Patienten mit homozygoter familiärer Hypercholesterolämie (HoFH) sprechen oft nicht ausreichend auf bekannte Therapien zur Senkung des LDL-Cholesterols, etwa Statine, an und haben damit ein sehr hohes kardiovaskuläres Risiko. Die Markteinführung von Evinacumab stellt damit für die Betroffenen eine sehr gute Nachricht dar. Die Zulassungsstudie zeigt, dass die Hinzunahme von Evinacumab zur bestehenden lipidsenkenden Therapie den LDL-C-Wert noch einmal um etwa die Hälfte reduzieren kann. Positiv auch, dass bereits eine Erweiterung der Zulassung auf Kinder ab fünf Jahren bei der europäischen Zulassungsbehörde EMA beantragt wurde.
Für die Einstufung als Sprunginnovation spricht auch die Tatsache, dass es sich um den ersten Antikörper zur Inhibition des Angiopoietin-like-3-Proteins (ANGPTL3) handelt und damit ein Arzneistoff mit einem völlig neuen Wirkmechanismus in den Handel kommt. Evinacumab beeinflusst den Lipidstoffwechsel dabei – anders als viele andere Lipidsenker – unabhängig vom LDL-Cholesterol-Rezeptor.

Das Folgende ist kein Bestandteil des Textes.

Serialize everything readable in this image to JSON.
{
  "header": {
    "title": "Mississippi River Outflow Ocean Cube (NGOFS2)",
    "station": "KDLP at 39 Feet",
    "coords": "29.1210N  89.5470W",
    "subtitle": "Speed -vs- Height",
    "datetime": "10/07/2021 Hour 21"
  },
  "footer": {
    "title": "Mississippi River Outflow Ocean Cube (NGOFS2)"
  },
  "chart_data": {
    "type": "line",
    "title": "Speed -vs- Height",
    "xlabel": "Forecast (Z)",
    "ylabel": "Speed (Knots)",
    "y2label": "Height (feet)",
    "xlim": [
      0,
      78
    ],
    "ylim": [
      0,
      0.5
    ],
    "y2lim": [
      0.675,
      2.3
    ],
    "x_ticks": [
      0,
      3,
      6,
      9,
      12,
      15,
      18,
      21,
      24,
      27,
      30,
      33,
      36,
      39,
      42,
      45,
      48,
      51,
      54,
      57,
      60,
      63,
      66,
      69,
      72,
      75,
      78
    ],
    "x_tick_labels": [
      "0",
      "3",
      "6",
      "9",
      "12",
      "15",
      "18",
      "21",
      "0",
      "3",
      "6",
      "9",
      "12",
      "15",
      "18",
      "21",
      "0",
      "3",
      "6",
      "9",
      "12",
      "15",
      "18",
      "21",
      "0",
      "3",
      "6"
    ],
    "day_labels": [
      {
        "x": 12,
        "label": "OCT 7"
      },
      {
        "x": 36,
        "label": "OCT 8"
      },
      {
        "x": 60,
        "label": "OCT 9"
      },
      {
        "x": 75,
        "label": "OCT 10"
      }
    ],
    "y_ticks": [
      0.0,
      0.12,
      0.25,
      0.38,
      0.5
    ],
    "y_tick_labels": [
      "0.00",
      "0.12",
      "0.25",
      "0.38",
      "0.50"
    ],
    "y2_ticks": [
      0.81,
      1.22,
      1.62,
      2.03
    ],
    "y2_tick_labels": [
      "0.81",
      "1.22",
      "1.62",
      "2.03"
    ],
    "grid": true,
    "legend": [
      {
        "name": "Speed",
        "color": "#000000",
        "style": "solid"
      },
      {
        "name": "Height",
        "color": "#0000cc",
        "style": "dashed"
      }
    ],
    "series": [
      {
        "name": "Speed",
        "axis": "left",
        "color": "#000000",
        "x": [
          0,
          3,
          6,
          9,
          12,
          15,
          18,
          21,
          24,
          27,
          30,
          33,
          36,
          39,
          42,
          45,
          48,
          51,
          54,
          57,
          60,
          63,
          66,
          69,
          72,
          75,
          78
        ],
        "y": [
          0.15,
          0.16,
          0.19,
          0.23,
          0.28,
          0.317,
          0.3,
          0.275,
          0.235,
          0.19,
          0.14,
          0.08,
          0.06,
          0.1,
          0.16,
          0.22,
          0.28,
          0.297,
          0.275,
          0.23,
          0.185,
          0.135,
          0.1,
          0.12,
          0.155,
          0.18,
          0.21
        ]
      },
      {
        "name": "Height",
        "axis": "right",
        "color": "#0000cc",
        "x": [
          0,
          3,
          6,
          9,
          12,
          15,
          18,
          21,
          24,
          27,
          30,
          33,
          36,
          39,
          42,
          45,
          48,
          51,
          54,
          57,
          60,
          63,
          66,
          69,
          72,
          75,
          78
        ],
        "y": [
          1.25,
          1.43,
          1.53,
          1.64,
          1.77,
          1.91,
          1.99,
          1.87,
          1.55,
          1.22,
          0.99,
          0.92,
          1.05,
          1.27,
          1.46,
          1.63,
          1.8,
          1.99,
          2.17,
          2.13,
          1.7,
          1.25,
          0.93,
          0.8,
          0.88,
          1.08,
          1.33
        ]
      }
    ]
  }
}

Den Stellenwert von Evinacumab untermauert auch die Tatsache, dass der Antikörper bereits in der neuesten Konsensus-Publikation der Europäischen Atherosklerose-Gesellschaft zur Behandlung von HoFH-Patienten, die mit Statinen, Ezetimib und PCSK9-Inhibitoren nicht die avisierten LDL-C-Zielwerte erreichen, empfohlen wird. Dort heißt es, dass die Häufigkeit und Notwendigkeit einer Lipid-Apherese durch neue Therapien wie Evinacumab reduziert werden könne, was sich sicher auch auf die Lebensqualität der Betroffenen positiv auswirken wird. Langzeitdaten, die einen günstigen Effekt auf das Herz-Kreislauf-System und die Lebenserwartung liefern könnten, dürfen mit Spannung erwartet werden.